Bottles, bits of bone, fish hooks and more, however, are nearly always present on sandy beaches. The detritus of centuries of beach-goers gets ground into the sand and occasionally cuts a foot or ankle. If you have packed your travel medical kit, you can treat minor cuts and abrasions pretty quickly. Often the lifeguard station will have a first-aid kit and can help.
10. Cloudy swimming pools are a no-no
Many beach-side vacation rentals, hotels, resorts and more also have swimming pools. Water quality in any swimming pool can be affected by biological toxins, like bacteria, and chemical toxicants, like chlorine. According to the Centers for Disease Control and Prevention (CDC), there has been a substantial increase in the number of recreational water illness outbreaks directly associated with swimming.
On one side of the spectrum you have your average recreational water illnesses including:
Many of these germs are spread by feces and one person can contaminate an entire pool – every year these infections make thousands of people very sick.
On the other side of the spectrum, you’ve got chlorine. Contrary to popular belief, chlorine does not kill all germs instantly. Many have evolved to tolerate chlorine and others take awhile to succumb to the effects of chlorine.
If you’re traveling far from home and enjoying your family vacation at a resort in Jamaica and one of your children starts to run a very high fever in the night, you’ll want to have travel medical insurance on your side to help you find adequate local medical care and pay for that medical treatment.

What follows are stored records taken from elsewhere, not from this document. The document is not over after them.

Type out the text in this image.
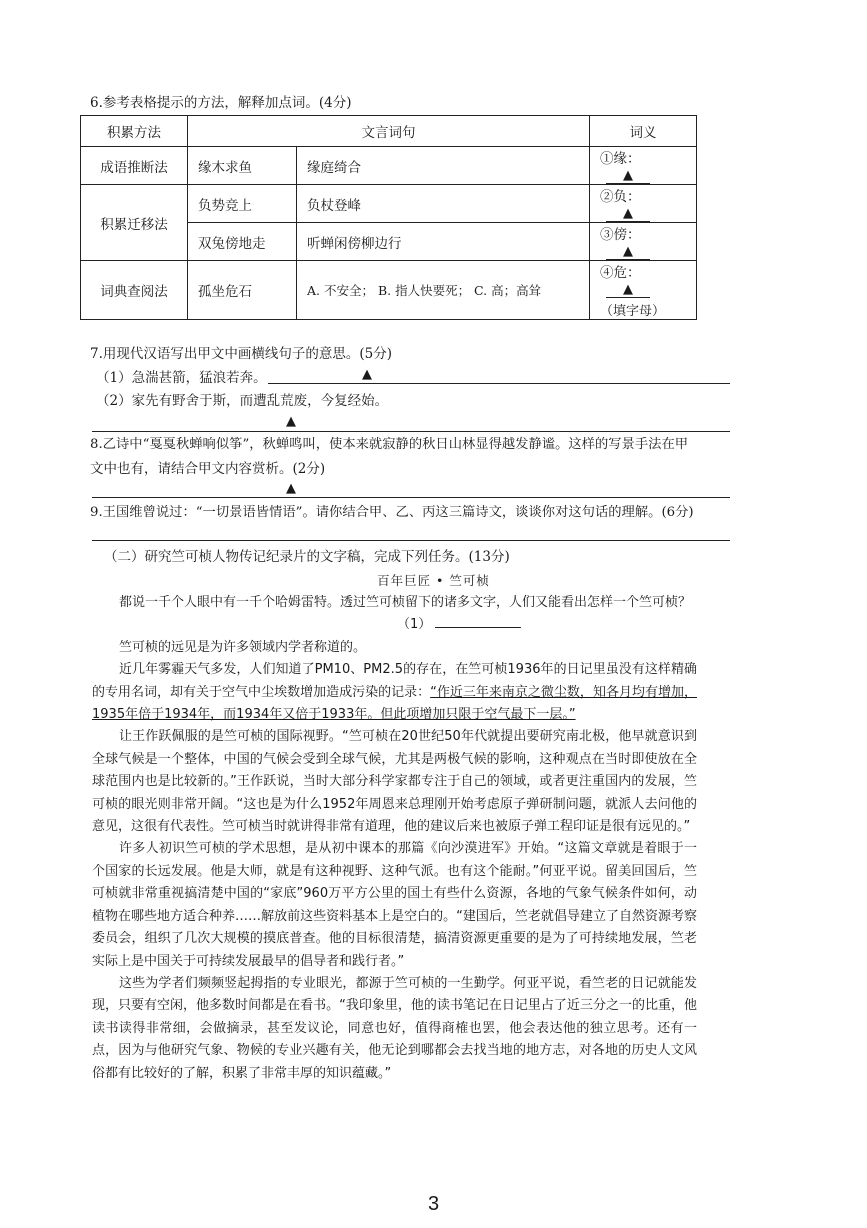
6.参考表格提示的方法，解释加点词。(4分)
积累方法	文言词句		词义
成语推断法	缘木求鱼	缘庭绮合	①缘：▲
积累迁移法	负势竞上	负杖登峰	②负：▲
	双兔傍地走	听蝉闲傍柳边行	③傍：▲
词典查阅法	孤坐危石	A. 不安全； B. 指人快要死； C. 高；高耸	④危：▲
（填字母）
7.用现代汉语写出甲文中画横线句子的意思。(5分)
（1）急湍甚箭，猛浪若奔。	▲
（2）家先有野舍于斯，而遭乱荒废，今复经始。
▲
8.乙诗中“戛戛秋蝉响似筝”，秋蝉鸣叫，使本来就寂静的秋日山林显得越发静谧。这样的写景手法在甲
文中也有，请结合甲文内容赏析。(2分)
▲
9.王国维曾说过：“一切景语皆情语”。请你结合甲、乙、丙这三篇诗文，谈谈你对这句话的理解。(6分)
（二）研究竺可桢人物传记纪录片的文字稿，完成下列任务。(13分)
百年巨匠 • 竺可桢

都说一千个人眼中有一千个哈姆雷特。透过竺可桢留下的诸多文字，人们又能看出怎样一个竺可桢？

（1）

竺可桢的远见是为许多领域内学者称道的。

近几年雾霾天气多发，人们知道了PM10、PM2.5的存在，在竺可桢1936年的日记里虽没有这样精确的专用名词，却有关于空气中尘埃数增加造成污染的记录：“作近三年来南京之微尘数，知各月均有增加，1935年倍于1934年，而1934年又倍于1933年。但此项增加只限于空气最下一层。”

让王作跃佩服的是竺可桢的国际视野。“竺可桢在20世纪50年代就提出要研究南北极，他早就意识到全球气候是一个整体，中国的气候会受到全球气候，尤其是两极气候的影响，这种观点在当时即使放在全球范围内也是比较新的。”王作跃说，当时大部分科学家都专注于自己的领域，或者更注重国内的发展，竺可桢的眼光则非常开阔。“这也是为什么1952年周恩来总理刚开始考虑原子弹研制问题，就派人去问他的意见，这很有代表性。竺可桢当时就讲得非常有道理，他的建议后来也被原子弹工程印证是很有远见的。”

许多人初识竺可桢的学术思想，是从初中课本的那篇《向沙漠进军》开始。“这篇文章就是着眼于一个国家的长远发展。他是大师，就是有这种视野、这种气派。也有这个能耐。”何亚平说。留美回国后，竺可桢就非常重视搞清楚中国的“家底”960万平方公里的国土有些什么资源，各地的气象气候条件如何，动植物在哪些地方适合种养……解放前这些资料基本上是空白的。“建国后，竺老就倡导建立了自然资源考察委员会，组织了几次大规模的摸底普查。他的目标很清楚，搞清资源更重要的是为了可持续地发展，竺老实际上是中国关于可持续发展最早的倡导者和践行者。”

这些为学者们频频竖起拇指的专业眼光，都源于竺可桢的一生勤学。何亚平说，看竺老的日记就能发现，只要有空闲，他多数时间都是在看书。“我印象里，他的读书笔记在日记里占了近三分之一的比重，他读书读得非常细，会做摘录，甚至发议论，同意也好，值得商榷也罢，他会表达他的独立思考。还有一点，因为与他研究气象、物候的专业兴趣有关，他无论到哪都会去找当地的地方志，对各地的历史人文风俗都有比较好的了解，积累了非常丰厚的知识蕴藏。”

3
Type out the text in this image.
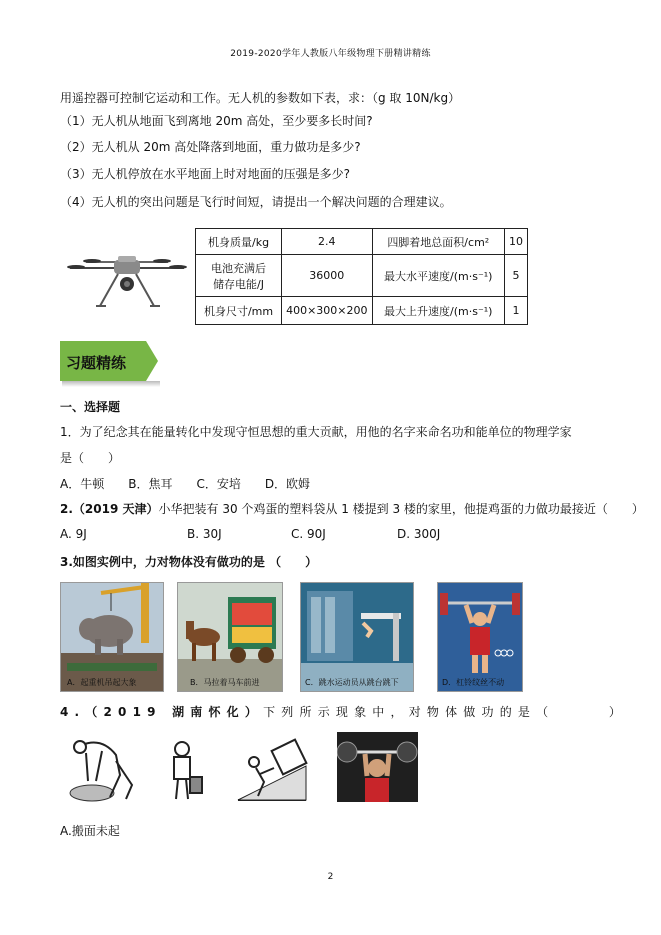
2019-2020学年人教版八年级物理下册精讲精练
用遥控器可控制它运动和工作。无人机的参数如下表，求：（g 取 10N/kg）
（1）无人机从地面飞到离地 20m 高处，至少要多长时间?
（2）无人机从 20m 高处降落到地面，重力做功是多少?
（3）无人机停放在水平地面上时对地面的压强是多少?
（4）无人机的突出问题是飞行时间短，请提出一个解决问题的合理建议。
机身质量/kg	2.4	四脚着地总面积/cm²	10

电池充满后
储存电能/J	36000	最大水平速度/(m·s⁻¹)	5
机身尺寸/mm	400×300×200	最大上升速度/(m·s⁻¹)	1
习题精练
一、选择题
1．为了纪念其在能量转化中发现守恒思想的重大贡献，用他的名字来命名功和能单位的物理学家
是（　　）
A．牛顿　　B．焦耳　　C．安培　　D．欧姆
2.（2019 天津）小华把装有 30 个鸡蛋的塑料袋从 1 楼提到 3 楼的家里，他提鸡蛋的力做功最接近（　　）
A. 9J	B. 30J	C. 90J	D. 300J
3.如图实例中，力对物体没有做功的是 （　　）
A．起重机吊起大象	B．马拉着马车前进	C．跳水运动员从跳台跳下	D．杠铃纹丝不动
4.（2019 湖南怀化）下列所示现象中，对物体做功的是（　　　）
A.搬面未起
2
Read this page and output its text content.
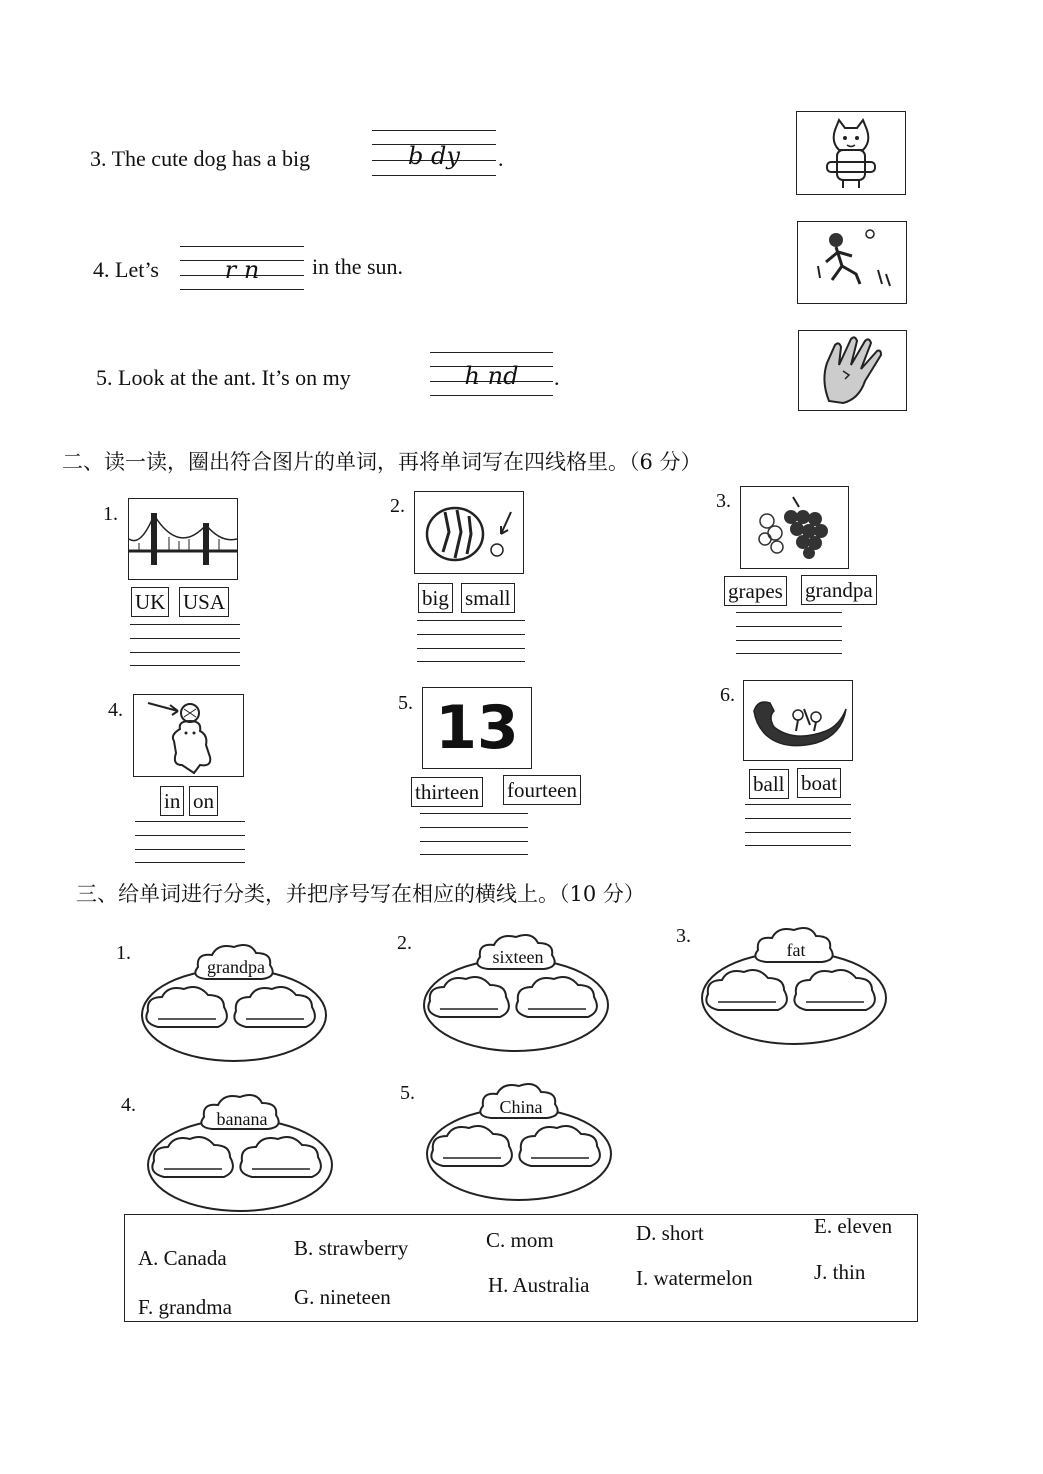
3. The cute dog has a big	b dy	.
4. Let’s	r n	in the sun.
5. Look at the ant. It’s on my	h nd	.
二、读一读，圈出符合图片的单词，再将单词写在四线格里。（6 分）
1.
UK USA
2.
big small
3.
grapes grandpa
4.
in on
5. 13
thirteen fourteen
6.
ball boat
三、给单词进行分类，并把序号写在相应的横线上。（10 分）
1.
grandpa
2.
sixteen
3.
fat
4.
banana
5.
China
A. Canada	B. strawberry	C. mom	D. short	E. eleven
F. grandma	G. nineteen	H. Australia I. watermelon	J. thin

Use these tips to know if the swimming pool is safe:
Avoid pools that look cloudy. You should be able to see clearly to the bottom. It may not be 100% free of germs, but it’s an indication that the pool is being maintained.
Avoid pools with slimy or sticky sides. It’s a sign that the water isn’t as clean as it should be.
Always shower before getting in the pool and never let someone in the pool if they’re sick – especially if they have a stomach bug.
Avoid getting the swimming pool water in your mouth and tell the kids not to swallow it.
You’re surprised we didn’t list shark attacks? While the thought of being chased by a great white terrifies most people, there are many other things that can kill or hurt you at the beach before sharks.